This is the third article on land use practices as reported in the 2017 US Census of Agriculture (see farmdoc daily, July 24 and July 25). Use of tile is examined in this article. Attention on tile has grown in recent years due to increased attention on large rain events. Consistent with this attention, land tiled increased by 7 million acres between the 2012 and 2017 censuses. Both use of tile and its growth is concentrated in states that border the Great Lakes or are in the Corn Belt. This area of rain-fed agriculture has productive soils as prone to periods of excess water as to dryness, making management of excess water important to the realization of production potential.
Section 4 of the 2017 Census of Agriculture questionnaire concerned “Land Use Practices.” One of its questions was, “During 2017, considering the total acres on this operation, how many acres were drained by tile? (Appendix B, page B-30).
Tile in 2017
A total of 56 million US acres were reported as being drained by tile in the 2017 census, a 14% increase from 49 million acres in the 2012 census. Acres tiled were 14% of total US cropland in 2017, compared with 11% in 2012. The share was 20% or more in 7 states: Iowa (53%), Indiana (49%), Ohio (49%), Illinois (39%), Michigan (38%), Minnesota (37%), and New York (20%) (see Figure 1). Next highest share was 10% for Wisconsin. These Corn Belt and Great Lake states are historically associated with using tile to drain their highly productive soils. Acres tiled rounded to 0% of cropland for Alaska, Arizona, Hawaii, and Montana.
Change from 2012
Acres tiled increased in 77% of the 48 states for which tiled acres were reported in the 2012 census (see Figure 2 and Data Note). Acres tiled increased 1.6 and 1.5 million acres in Minnesota and Iowa, respectively. Six of the seven states with the highest share of tiled acres to cropland in 2017 had the highest percentage point (pp) increase in this share from 2012 to 2017: Minnesota (+7.2 pp), Iowa (+5.0 pp), Michigan (+4.5 pp), Indiana (+4.2 pp), Ohio (+2.7 pp), and Illinois (+2.0 pp). Correlation between acres tiled relative to cropland in 2012 and the increase in this share from 2012 to 2017 was +0.79, implying acres tiled as a share of cropland in 2012 explained 62% (62% = 0.79 squared) of the variation across states in the change in share between 2012 and 2017. Thus, despite the downturn in farm prices and returns since 2012, farmers in areas where tile is common continued to invest in this land management practice. However, the largest percent increase in acres tiled was the adjoining states of North Dakota (+109%), Kansas (+73%), and South Dakota (+69%).
- Use of tile to drain land is concentrated in US states that border the Great Lakes or are considered traditional Corn Belt states. These states account for over 85% of all tiled US acres as of 2017.
- Farmers and land owners continued to invest in tile even after the post-2012 price and revenue decline. Acres tiled increased by 7 million between the 2012 and 2017 Censuses of Agriculture.
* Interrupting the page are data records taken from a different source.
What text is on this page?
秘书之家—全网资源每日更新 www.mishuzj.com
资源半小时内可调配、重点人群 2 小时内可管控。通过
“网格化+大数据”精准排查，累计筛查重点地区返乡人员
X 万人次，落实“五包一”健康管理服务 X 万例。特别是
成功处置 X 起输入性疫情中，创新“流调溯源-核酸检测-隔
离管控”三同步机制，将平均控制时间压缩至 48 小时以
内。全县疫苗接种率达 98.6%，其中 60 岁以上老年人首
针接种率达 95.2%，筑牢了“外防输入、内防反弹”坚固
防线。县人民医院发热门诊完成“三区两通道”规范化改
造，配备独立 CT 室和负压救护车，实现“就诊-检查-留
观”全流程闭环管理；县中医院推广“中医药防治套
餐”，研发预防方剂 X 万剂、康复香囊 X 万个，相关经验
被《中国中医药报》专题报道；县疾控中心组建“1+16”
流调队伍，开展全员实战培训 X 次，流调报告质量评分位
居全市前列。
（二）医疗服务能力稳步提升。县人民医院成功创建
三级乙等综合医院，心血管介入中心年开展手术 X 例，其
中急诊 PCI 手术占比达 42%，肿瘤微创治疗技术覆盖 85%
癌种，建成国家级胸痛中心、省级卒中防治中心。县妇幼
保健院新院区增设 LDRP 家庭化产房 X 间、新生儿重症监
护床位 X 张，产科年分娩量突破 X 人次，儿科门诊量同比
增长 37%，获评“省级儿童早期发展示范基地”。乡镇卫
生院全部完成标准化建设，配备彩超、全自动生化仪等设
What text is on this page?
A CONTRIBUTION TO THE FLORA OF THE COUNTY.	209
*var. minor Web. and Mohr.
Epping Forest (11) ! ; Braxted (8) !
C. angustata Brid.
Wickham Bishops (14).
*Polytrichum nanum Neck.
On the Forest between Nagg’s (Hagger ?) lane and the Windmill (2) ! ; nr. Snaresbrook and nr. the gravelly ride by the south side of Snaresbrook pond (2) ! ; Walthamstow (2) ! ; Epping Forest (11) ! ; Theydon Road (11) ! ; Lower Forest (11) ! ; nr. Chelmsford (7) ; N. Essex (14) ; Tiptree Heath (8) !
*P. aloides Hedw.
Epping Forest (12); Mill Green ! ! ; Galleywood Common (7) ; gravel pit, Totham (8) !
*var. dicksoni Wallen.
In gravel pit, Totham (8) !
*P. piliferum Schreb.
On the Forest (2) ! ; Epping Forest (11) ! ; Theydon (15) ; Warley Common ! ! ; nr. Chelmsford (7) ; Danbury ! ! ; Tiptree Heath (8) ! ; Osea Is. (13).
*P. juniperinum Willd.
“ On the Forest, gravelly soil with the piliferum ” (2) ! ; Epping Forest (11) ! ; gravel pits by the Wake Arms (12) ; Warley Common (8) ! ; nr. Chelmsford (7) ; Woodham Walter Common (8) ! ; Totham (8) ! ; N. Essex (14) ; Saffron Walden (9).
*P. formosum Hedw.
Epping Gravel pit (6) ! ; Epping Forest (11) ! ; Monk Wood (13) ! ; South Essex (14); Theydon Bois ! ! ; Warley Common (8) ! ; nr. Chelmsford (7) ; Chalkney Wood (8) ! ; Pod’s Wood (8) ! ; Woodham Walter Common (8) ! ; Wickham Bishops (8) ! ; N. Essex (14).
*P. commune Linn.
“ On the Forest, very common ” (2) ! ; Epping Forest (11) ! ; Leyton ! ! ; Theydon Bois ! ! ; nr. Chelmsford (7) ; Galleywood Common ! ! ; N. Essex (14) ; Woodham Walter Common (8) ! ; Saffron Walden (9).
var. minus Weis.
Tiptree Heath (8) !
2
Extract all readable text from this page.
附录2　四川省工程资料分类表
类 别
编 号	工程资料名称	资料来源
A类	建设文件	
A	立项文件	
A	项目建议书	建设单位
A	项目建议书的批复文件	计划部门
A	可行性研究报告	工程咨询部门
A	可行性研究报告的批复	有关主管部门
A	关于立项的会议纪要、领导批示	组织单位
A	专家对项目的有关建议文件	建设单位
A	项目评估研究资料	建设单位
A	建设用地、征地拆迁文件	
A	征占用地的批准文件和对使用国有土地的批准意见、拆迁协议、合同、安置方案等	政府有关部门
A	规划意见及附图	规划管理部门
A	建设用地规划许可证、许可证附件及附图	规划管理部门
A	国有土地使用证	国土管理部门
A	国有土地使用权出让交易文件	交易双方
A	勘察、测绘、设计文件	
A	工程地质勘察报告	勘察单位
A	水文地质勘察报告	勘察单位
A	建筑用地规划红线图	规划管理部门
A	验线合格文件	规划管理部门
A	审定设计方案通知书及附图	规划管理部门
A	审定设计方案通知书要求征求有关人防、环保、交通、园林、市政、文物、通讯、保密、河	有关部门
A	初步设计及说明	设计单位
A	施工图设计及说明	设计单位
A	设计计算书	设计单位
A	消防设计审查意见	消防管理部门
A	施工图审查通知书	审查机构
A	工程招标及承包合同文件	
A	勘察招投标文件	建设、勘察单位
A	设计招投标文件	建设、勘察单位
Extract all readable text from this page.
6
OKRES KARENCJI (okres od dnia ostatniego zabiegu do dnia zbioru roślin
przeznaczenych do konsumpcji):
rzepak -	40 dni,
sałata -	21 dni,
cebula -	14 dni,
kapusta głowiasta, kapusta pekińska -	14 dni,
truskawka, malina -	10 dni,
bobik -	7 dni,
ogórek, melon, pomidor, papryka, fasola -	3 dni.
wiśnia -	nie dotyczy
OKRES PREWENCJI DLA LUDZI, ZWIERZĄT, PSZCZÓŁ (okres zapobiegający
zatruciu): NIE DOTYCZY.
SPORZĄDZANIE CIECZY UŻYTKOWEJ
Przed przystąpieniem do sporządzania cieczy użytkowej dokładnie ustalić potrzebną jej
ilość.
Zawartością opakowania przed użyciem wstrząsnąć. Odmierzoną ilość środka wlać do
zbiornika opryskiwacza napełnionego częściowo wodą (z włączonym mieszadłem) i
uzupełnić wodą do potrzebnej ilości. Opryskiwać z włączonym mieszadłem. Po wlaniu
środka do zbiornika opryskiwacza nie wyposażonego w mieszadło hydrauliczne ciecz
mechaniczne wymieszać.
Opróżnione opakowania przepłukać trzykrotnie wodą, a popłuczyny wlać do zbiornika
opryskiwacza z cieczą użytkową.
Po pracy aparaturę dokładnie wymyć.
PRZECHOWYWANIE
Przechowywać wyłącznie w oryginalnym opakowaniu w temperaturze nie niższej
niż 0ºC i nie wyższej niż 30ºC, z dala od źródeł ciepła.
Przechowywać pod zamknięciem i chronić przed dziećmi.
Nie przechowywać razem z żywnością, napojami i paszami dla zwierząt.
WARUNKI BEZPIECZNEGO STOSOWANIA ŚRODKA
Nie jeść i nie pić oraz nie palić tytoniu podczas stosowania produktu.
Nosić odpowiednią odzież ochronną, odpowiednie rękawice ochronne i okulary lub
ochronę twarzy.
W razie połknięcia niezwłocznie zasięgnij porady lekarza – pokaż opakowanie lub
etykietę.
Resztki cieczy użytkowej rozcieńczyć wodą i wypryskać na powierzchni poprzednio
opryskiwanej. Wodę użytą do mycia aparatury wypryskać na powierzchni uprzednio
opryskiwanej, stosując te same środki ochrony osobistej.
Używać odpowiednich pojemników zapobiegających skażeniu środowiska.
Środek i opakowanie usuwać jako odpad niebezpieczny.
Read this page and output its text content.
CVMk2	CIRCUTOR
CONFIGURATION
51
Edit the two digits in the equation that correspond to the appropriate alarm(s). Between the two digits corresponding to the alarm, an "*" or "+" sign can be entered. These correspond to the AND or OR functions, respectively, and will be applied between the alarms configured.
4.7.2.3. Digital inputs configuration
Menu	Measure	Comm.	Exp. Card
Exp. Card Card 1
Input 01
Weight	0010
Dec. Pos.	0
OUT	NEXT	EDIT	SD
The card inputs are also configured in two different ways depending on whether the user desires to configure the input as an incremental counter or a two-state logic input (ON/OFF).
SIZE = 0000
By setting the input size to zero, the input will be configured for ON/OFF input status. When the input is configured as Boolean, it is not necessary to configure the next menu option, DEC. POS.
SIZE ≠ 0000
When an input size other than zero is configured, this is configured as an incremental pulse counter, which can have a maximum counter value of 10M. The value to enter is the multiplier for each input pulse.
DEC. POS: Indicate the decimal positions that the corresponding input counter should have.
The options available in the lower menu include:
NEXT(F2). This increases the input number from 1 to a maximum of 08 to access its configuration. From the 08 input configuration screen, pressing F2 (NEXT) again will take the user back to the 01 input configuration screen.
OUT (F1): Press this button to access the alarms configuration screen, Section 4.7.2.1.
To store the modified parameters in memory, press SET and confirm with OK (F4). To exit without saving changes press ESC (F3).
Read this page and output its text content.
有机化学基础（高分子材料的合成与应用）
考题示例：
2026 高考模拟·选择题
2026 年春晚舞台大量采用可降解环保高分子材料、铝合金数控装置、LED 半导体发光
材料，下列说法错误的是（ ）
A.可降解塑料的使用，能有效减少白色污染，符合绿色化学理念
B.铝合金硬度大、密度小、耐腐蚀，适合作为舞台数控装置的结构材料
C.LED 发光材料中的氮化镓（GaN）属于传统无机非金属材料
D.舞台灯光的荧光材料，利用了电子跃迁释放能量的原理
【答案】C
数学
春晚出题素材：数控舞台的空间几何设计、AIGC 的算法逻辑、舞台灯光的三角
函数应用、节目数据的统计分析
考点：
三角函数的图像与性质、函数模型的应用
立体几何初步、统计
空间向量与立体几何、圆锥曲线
- This continued investment in tile likely partly reflects the growing discussion among farmers and others about the increasing frequency of large rain events.
- It is reasonable to speculate that the wet weather experienced so far in 2019 may stimulate further interest in tiling land both in the historical core US area for tile as well as adjoining areas.
Acres tiled was not reported for Alaska and Rhode Island in the 2012 Census of Agriculture to avoid disclosing data for individual farms.
US Department of Agriculture, National Agricultural Statistics Service. (April 2019). 2017 Census of Agriculture: United States Summary and State Data. Volume 1, Geographic Area Series, Part 51. AC-17-A-51 www.agcensus.usda.gov
Zulauf, C. and B. Brown. "Cover Crops, 2017 US Census of Agriculture." farmdoc daily (9):135, Department of Agricultural and Consumer Economics, University of Illinois at Urbana-Champaign, July 24, 2019.
Zulauf, C. and B. Brown. “Tillage Practices, 2017 US Census of Agriculture.” farmdoc daily (9): 136. Department of Agricultural and Consumer Economics, University of Illinois at Urbana-Champaign. July 25, 2019.